BTW:  At the end of Brinker's profile, Hulbert always shows a footnote about Brinker's "quite unprofitable trade" and gives an excuse for ignoring it. Hulbert knows that Brinker told subscribers to use cash reserves raised from model portfolios for that trade, but he gives Brinker a pass anyway. It's certain that Brinker's "official" performance would be a lot less if he accounted for that trade.  Shady business for both of them? I report, you decide. (25 X $185 = $4625)

9 comments:

Anonymous said...

Folks with accounts that followed/mananged brinker experienced the QQQQ trade.

JimAlder said...

"Marketimer still ranks 10th place over the past 25 years, and it did not beat the Wilshire 5000."

How can you expect to beat the stock market if you include a portfolio that is half in bonds?

To average three disparate portfolios and compare the result against the total stock market is just plain silly. Each portfolio should be measured against a corresponding index.

gabe said...

Very informative.

Honeybee said...

anon,

You are absolutely correct. During that time, Bob Brinker co-owned the BJ Group, a fee-based company that managed large accounts.

Those investors were also put into that trade without consultation or consent.

Honeybee said...

JimAlder,

Mark Hulbert does a "risk-adjusted" ranking too. He usually gives "risk-adjusted numbers higher importance -- in most cases.

Wouldn't having the bonds lower risk?

Honeybee said...

A flash from the past that is still true today:

FIXED INCOME ADVISOR MISINFORMATION: Caller Carl from Buffalo Grove, Illinois said: "I'm a loyal subscriber to your Fixed Income Advisor." Brinker replied: "Thank you."

Birdbrain said: "Heard a caller during the first hour saying he subscribed to "your Fixed Income Advsor" to which Mr B uttered a quick thank you, without stating that supposedly his son is the publisher of said rag."

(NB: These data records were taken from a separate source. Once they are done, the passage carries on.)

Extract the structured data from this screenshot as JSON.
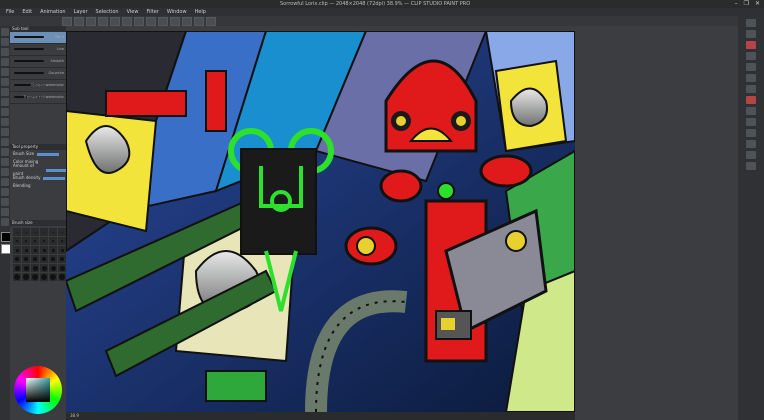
{
  "window": {
    "title": "Sorrowful Lorix.clip — 2048×2048 (72dpi) 38.9% — CLIP STUDIO PAINT PRO",
    "controls": [
      "–",
      "❐",
      "✕"
    ]
  },
  "menu": [
    "File",
    "Edit",
    "Animation",
    "Layer",
    "Selection",
    "View",
    "Filter",
    "Window",
    "Help"
  ],
  "brush_panel": {
    "header": "Sub tool",
    "brushes": [
      {
        "label": "Paint"
      },
      {
        "label": "Line"
      },
      {
        "label": "Smooth"
      },
      {
        "label": "Gouache"
      },
      {
        "label": "Opaque watercolor"
      },
      {
        "label": "Transparent watercolor"
      }
    ]
  },
  "tool_property": {
    "header": "Tool property",
    "rows": [
      "Brush Size",
      "Color mixing",
      "Amount of paint",
      "Brush density",
      "Blending"
    ]
  },
  "brush_size_panel": {
    "header": "Brush size"
  },
  "status": "38.9"
}
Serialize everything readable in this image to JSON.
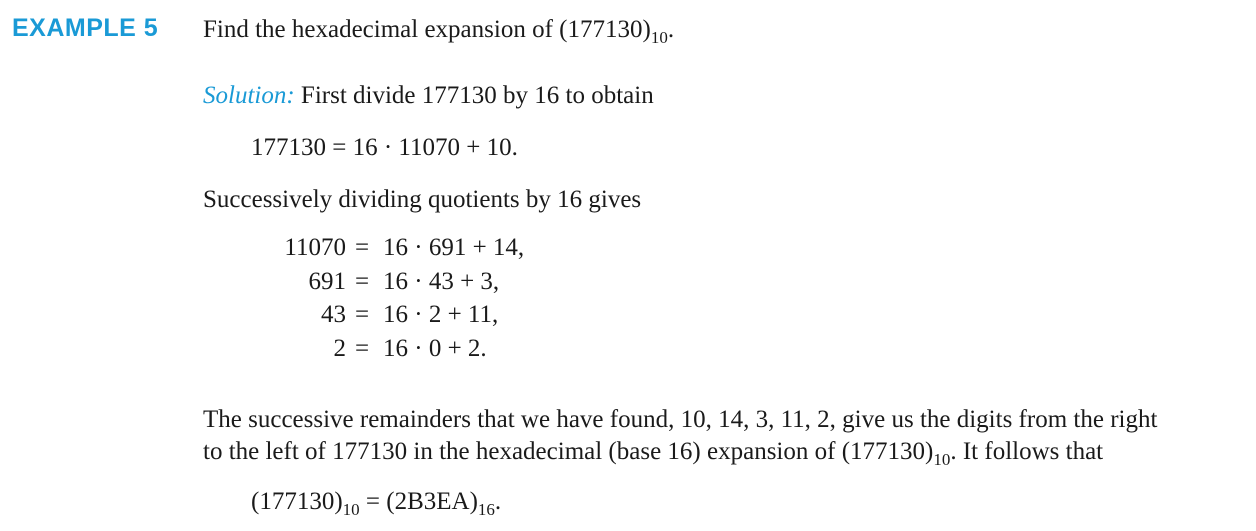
{
  "example": {
    "label": "EXAMPLE 5",
    "prompt": "Find the hexadecimal expansion of (177130)",
    "prompt_sub": "10",
    "prompt_end": "."
  },
  "solution": {
    "label": "Solution:",
    "intro": " First divide 177130 by 16 to obtain",
    "first_eq": "177130 = 16 · 11070 + 10.",
    "successive_intro": "Successively dividing quotients by 16 gives",
    "equations": [
      {
        "lhs": "11070",
        "rhs": "16 · 691 + 14,"
      },
      {
        "lhs": "691",
        "rhs": "16 · 43 + 3,"
      },
      {
        "lhs": "43",
        "rhs": "16 · 2 + 11,"
      },
      {
        "lhs": "2",
        "rhs": "16 · 0 + 2."
      }
    ],
    "equals": "=",
    "para_line1": "The successive remainders that we have found, 10, 14, 3, 11, 2, give us the digits from the right",
    "para_line2_a": "to the left of 177130 in the hexadecimal (base 16) expansion of (177130)",
    "para_line2_sub": "10",
    "para_line2_b": ". It follows that",
    "final": {
      "lhs": "(177130)",
      "lhs_sub": "10",
      "mid": " = (2B3EA)",
      "rhs_sub": "16",
      "end": "."
    }
  }
}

Honey EC: Obviously, this was one more (of many) callers who mistakenly believes that the "Bob Brinker" who publishes the Fixed Income Advisor is the host of Moneytalk. This is only made possible by the fact that the real publisher/editor of the newsletter (Brinker's middle-aged son) no longer makes any effort to differentiate himself from his father. He used to be very careful to make sure that he was not mistaken for his father, but that changed 5 or 6 years ago, about the same time that he started selling newsletters.

Pig said...

(25 X $185 = $4625)

Yamean if lotsa somebodies send me $4625 in fees for advice all I gots to do is be shady enough to make them lose (or LOOSE, if you prefer) more money than you would make in a NOBRAINER index fund?

Is that legal? That could make you filthy rich.

Wouldn't that make me a dishonest CHARLATAN?

No wonder he needs several pimps on these sites to muddy up the TRUTH and statistics.

Anonymous said...

"Those investors were also put into that trade without consultation or consent."

Those BJ Group clients signed discretionary accounts which gave the BJ Group the authority to trade for their accounts.

They understood the risk and gave adance consent. In fact, I believe a lawsuit was filed because it was claimed that the BJ Group had FAILED to follow Brinker's advice.

Grupo

Honeybee said...

Mr. Pig,

I cannot confirm that the source of this info is accurate:

"Bob Brinker net worth: American investment management expert, radio personality and publisher, Bob Brinker has an estimated net worth of $25 million. Bob Brinker has more than twenty seven years of investment management experience. He is the host of the weekend financial talk program MoneyTalk...."

Bob Brinker Net Worth

The same site says Donald Trump's net worth is $2.9 billion.

And Rush Limbaugh, who started in broadcasting about the same time as Bob Brinker, is listed at $350 million.